Kristensen Tina D, Mager Fabian M, Ambrosen Karen S, Barber Anita D, Lemvigh Cecilie K, Bojesen Kirsten B, Nielsen Mette Ø, Fagerlund Birgitte, Glenthøj Birte Y, Syeda Warda T, Glenthøj Louise B, Ebdrup Bjørn H
Center for Neuropsychiatric Schizophrenia Research and Center for Clinical Intervention and Neuropsychiatric Schizophrenia Research, Mental Health Centre Glostrup, Copenhagen University Hospital, Glostrup, Denmark.
Center for Neuropsychiatric Schizophrenia Research and Center for Clinical Intervention and Neuropsychiatric Schizophrenia Research, Mental Health Centre Glostrup, Copenhagen University Hospital, Glostrup, Denmark; DTU Compute, Department of Applied Mathematics and Computer Science, Technical University of Denmark, Kgs.
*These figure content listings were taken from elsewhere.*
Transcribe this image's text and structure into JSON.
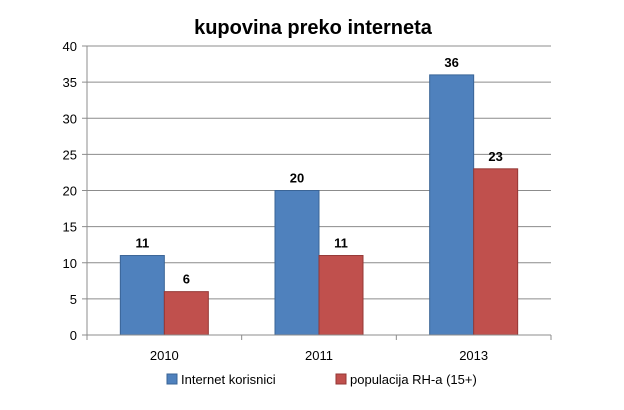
{
  "chart_data": {
    "type": "bar",
    "title": "kupovina preko interneta",
    "xlabel": "",
    "ylabel": "",
    "categories": [
      "2010",
      "2011",
      "2013"
    ],
    "series": [
      {
        "name": "Internet korisnici",
        "values": [
          11,
          20,
          36
        ],
        "color": "#4F81BD",
        "edge": "#3A6496"
      },
      {
        "name": "populacija RH-a (15+)",
        "values": [
          6,
          11,
          23
        ],
        "color": "#C0504D",
        "edge": "#953735"
      }
    ],
    "ylim": [
      0,
      40
    ],
    "yticks": [
      "0",
      "5",
      "10",
      "15",
      "20",
      "25",
      "30",
      "35",
      "40"
    ],
    "grid": true,
    "legend": "bottom",
    "data_labels": true
  }
}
Lyngby, Denmark.
Psychiatry Res. 2024 Dec;342:116168. doi: 10.1016/j.psychres.2024.116168. Epub 2024 Sep 11.
Cognitive impairments are core features in individuals across the psychosis continuum and predict functional outcomes. Nevertheless, substantial variability in cognitive functioning within diagnostic groups, along with considerable overlap with healthy controls, hampers the translation of research findings into personalized treatment planning. Aligned with precision medicine, we employed a data driven machine learning method, self-organizing maps, to conduct transdiagnostic clustering based on cognitive functions in a sample comprising 228 healthy controls, 200 individuals at ultra-high risk for psychosis, and 98 antipsychotic-naïve patients with first-episode psychosis. The self-organizing maps revealed six clinically distinct cognitive profiles that significantly predicted baseline functional level and changes in functional level after one year. Cognitive flexibility in particular, as well as specific executive functions emerged as cardinal in differentiating the profiles. The application of self-organizing maps appears to be a promising approach to inform clinical decision-making based on individualized cognitive profiles, including patient allocation to different interventions. Moreover, this method has the potential to enable cross-diagnostic stratification in research trials, utilizing data-driven subgrouping informed by categories from underlying dimensions of cognition rather than from clinical diagnoses. Finally, the method enables cross-diagnostic profiling across other data modalities, such as brain networks or metabolic subtypes.
认知障碍是精神病连续体中个体的核心特征,并可预测功能结局。然而,诊断组内认知功能存在显著差异,且与健康对照有相当程度的重叠,这阻碍了将研究结果转化为个性化治疗方案。与精准医学相一致,我们采用了一种数据驱动的机器学习方法——自组织映射,基于认知功能对一个包含228名健康对照、200名精神病超高风险个体和98名首次发作精神病且未使用过抗精神病药物的患者的样本进行跨诊断聚类。自组织映射揭示了六种临床上不同的认知概况,这些概况显著预测了基线功能水平和一年后的功能水平变化。特别是认知灵活性以及特定的执行功能在区分这些概况时最为关键。自组织映射的应用似乎是一种很有前景的方法,可基于个体认知概况为临床决策提供信息,包括将患者分配到不同的干预措施。此外,这种方法有可能在研究试验中实现跨诊断分层,利用由认知潜在维度的类别而非临床诊断所提供的数据驱动亚组划分。最后,该方法能够跨其他数据模式进行跨诊断概况分析,如脑网络或代谢亚型。